Prosecutors say artist’s ‘fake’ work is genuine
A painting attributed to one of South Korea’s most renowned artists has been declared genuine by state prosecutors, despite the insistence of the late artist herself that it was a fake.
The painting Beautiful Woman by Chun Kyung-ja has been the focus of a bizarre, decades-long dispute over its authenticity, and Monday’s announcement by the prosecutors looks unlikely to end the matter, with Chun’s family vowing to pursue efforts to have it declared a forgery.
Born in 1924 in a small town in the southern part of the Korean Peninsula, Chun Kyung-ja was best known for her paintings of female figures and flowers using vivid primary colors that broke with traditional South Korean styles.
Her works have recently sold at auction for between $700,000 and $1 million.
Before her death last year at the age of 91, Chun had repeatedly insisted that Beautiful Woman — a 1971 portrait owned by the South’s National Museum of Modern and Contemporary Art — was not one of hers.
“Parents can recognize their children.

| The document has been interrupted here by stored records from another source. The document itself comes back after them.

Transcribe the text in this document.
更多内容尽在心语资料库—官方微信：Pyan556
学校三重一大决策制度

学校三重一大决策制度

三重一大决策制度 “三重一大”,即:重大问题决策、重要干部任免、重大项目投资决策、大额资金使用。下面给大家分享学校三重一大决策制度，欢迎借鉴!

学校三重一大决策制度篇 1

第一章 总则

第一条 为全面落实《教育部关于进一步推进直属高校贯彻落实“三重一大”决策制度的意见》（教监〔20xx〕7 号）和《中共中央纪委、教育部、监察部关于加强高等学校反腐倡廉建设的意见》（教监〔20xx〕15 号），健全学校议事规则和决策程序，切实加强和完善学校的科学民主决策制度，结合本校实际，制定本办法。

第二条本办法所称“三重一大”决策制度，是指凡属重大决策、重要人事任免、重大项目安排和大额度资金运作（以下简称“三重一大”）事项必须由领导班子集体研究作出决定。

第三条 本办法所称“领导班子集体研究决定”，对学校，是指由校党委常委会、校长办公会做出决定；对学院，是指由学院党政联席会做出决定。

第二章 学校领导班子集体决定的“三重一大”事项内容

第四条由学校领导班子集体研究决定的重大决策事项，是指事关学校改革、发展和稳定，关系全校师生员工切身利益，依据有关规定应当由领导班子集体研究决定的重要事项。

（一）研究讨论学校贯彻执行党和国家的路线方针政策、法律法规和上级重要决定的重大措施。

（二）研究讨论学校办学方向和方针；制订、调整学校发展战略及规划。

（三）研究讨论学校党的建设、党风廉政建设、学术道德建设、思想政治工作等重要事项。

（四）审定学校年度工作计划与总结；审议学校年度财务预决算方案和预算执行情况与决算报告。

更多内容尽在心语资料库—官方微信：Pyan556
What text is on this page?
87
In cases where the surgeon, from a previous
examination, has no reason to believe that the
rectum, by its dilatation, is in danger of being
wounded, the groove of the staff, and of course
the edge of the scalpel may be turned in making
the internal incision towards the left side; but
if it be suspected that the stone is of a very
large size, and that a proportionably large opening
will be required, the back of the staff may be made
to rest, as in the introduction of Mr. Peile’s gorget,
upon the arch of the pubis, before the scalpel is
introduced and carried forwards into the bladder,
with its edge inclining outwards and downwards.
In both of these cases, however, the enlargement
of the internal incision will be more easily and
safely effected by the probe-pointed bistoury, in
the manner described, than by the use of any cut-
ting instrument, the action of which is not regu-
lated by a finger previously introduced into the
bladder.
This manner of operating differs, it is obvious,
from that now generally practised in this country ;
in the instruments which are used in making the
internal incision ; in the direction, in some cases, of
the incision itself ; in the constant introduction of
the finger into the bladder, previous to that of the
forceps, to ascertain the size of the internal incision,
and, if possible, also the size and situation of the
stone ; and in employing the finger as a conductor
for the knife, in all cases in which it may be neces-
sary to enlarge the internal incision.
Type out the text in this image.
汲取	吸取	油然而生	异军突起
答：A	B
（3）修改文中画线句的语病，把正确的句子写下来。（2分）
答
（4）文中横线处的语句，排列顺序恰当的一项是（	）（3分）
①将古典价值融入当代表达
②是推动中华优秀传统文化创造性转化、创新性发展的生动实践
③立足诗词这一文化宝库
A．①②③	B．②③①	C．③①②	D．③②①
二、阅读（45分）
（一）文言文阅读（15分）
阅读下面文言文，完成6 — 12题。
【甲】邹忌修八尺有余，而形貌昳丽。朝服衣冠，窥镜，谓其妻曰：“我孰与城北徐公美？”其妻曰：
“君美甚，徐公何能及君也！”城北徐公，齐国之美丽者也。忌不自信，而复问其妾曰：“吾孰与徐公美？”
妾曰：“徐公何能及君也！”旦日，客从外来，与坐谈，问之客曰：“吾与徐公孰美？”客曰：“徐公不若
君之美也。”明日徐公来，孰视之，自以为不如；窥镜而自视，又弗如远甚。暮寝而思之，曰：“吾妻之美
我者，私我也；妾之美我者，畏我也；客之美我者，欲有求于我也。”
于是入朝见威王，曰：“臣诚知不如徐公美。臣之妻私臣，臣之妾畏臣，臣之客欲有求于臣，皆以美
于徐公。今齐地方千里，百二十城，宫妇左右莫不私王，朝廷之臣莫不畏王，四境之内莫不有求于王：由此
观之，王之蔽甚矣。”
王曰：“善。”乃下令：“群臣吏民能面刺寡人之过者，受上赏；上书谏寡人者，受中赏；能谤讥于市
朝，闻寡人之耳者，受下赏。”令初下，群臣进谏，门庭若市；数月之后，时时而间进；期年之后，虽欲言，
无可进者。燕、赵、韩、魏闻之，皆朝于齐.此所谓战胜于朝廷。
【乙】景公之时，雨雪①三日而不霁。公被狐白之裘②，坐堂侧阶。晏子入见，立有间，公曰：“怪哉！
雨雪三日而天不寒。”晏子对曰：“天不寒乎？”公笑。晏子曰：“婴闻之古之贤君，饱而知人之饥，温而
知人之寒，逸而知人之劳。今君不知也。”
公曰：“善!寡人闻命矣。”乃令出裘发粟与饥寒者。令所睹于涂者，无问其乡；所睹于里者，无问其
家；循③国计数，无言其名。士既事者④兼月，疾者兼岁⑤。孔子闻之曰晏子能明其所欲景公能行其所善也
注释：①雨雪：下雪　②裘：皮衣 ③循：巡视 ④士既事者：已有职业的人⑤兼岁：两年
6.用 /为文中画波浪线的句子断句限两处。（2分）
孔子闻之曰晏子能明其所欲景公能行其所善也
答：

That is not my painting,” she insisted.
The museum was equally adamant that it was, and in April a prosecutorial probe was launched after one of Chun’s daughters filed a complaint, accusing former and current MMCA officials of hurting the artist’s reputation by promoting the painting as authentic.
But in their report on Monday, the prosecutors found in favor of the museum, citing forensic evidence and the opinion of local art experts.
They also clarified the provenance of the painting, saying it was once owned by the former head of the South Korean spy agency and was appropriated by the government after he was executed for assassinating then-president Park Chung-hee in 1979.
“We tried to uncover the truth by using all possible technologies available for authentic assessment of arts,” a member of the prosecutors’ team said.
Chun’s family on Tuesday rejected the conclusion and accused the prosecutors of seeking to help the state museum authorities save face.
“The prosecutors conspired with the MMCA to ignore the scientific opinion of a worldclass imagery assessment firm and ... produced this ridiculous result,” the family’s lawyer said in a statement.
The statement referred to the French imagery analysis firm Lumiere Technology that had earlier estimated the possibility of the painting being authentic at less than 0.0002 percent.
“We wonder if the prosecutors ... caved in to political pressure,” the statement said, adding that Lumiere Technology would hold a news conference in Paris on Wednesday to refute the prosecutors’ findings.